Moro disse que os desentendimentos estão superados e citou a elevação da verba do ministério e o incremento de pessoal para as Polícias Federal e Rodoviária Federal como exemplos de que o presidente estaria apoiando a política de segurança do ministério.

Sobre crítica feita pelo ex-deputado e aliado político de Bolsonaro, Alberto Fraga, que afirmou ao ‘Correio Braziliense’ que o ministro não entende de Segurança Pública e o comparou a um “menino buchudo” que reclama quando se fala em divisão do ministério da Justiça, Moro se esquivou de comentar. Disse que os números da segurança “falam por si”.

“Claro que, e eu sempre falei isso, é um mérito compartilhado com as forças de segurança estaduais e municipais, onde elas existem. Mas, por exemplo, 22% a menos de assassinatos em 2019 é algo que nunca houve... eu não gosto de usar essa expressão, mas nunca aconteceu antes no país e é uma queda muito expressiva.”

Na opinião de Moro, há “muita gente querendo enfraquecer o governo, me tirando do governo e gerando essas intrigas eleitorais.”

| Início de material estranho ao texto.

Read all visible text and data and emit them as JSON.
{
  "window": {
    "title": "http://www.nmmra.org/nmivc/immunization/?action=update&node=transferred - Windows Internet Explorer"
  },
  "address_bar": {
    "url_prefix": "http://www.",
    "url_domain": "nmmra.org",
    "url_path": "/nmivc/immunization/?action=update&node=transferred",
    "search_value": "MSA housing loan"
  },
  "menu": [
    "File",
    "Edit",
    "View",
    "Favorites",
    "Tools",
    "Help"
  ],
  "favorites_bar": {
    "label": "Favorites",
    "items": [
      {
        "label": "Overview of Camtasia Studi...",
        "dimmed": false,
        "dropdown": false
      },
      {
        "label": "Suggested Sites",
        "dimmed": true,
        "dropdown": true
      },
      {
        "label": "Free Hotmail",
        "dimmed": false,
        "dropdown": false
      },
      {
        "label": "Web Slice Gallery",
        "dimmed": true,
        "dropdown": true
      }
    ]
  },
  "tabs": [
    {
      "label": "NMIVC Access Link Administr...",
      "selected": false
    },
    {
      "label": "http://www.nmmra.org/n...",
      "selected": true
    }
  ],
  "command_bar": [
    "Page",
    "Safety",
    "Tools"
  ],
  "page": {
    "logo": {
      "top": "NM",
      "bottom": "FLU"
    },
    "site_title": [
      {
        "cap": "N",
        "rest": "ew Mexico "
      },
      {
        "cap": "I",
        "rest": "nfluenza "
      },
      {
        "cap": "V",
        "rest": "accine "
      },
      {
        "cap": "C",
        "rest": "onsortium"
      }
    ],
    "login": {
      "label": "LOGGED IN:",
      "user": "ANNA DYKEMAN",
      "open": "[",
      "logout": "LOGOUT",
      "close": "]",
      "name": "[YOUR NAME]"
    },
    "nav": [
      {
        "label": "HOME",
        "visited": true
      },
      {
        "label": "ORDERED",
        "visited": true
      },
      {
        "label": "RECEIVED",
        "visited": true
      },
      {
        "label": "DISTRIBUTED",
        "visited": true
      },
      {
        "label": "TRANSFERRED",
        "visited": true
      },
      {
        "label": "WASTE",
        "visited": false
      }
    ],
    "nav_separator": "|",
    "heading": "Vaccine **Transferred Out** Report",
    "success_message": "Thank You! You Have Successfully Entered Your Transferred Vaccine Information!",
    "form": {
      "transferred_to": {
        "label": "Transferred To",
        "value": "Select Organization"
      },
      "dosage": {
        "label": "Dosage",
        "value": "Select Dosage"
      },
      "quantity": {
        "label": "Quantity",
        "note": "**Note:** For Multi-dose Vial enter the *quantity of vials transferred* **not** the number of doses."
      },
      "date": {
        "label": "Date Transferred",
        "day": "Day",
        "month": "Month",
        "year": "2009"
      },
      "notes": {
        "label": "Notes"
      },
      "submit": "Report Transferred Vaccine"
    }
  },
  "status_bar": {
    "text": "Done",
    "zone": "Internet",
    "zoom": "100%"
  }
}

Apoiadores do ex-juiz no Congresso veem positivamente eventual indicação dele à vaga de Celso de Mello, que se aposentará do STF compulsoriamente ao completar 75 anos, em novembro.

O presidente da bancada da bala, deputado Capitão Augusto (PL-SP), diz que a maioria dos integrantes da Frente Parlamentar da Segurança Pública simpatiza com a ideia de Moro ser indicado. “Vamos fazer uma campanha bonita”, afirmou. Outro aliado, o deputado Joaquim Passarinho (PSD-PA), afirma que, apesar da resistência de alguns senadores, o nome do ex-juiz da Lava-Jato deve receber o aval do Senado caso ocorra a indicação. Segundo ele, desde que virou ministro, Moro “ficou mais político” e tem conseguido manter boa interlocução com o Legislativo.

A presidente da Comissão de Constituição e Justiça (CCJ), senadora Simone Tebet (MDB-MS), também acredita na aprovação do nome de Moro na Casa. Segundo ela, ao menos na CCJ a indicação não teria problemas para ser avalizada. Para um senador, porém, o Centrão, liderado pelo presidente da Câmara, Rodrigo Maia (DEM-RJ), deve pressionar Bolsonaro para barrar a nomeação, pondo em xeque até mesmo o avanço de votações importantes, como a reforma tributária.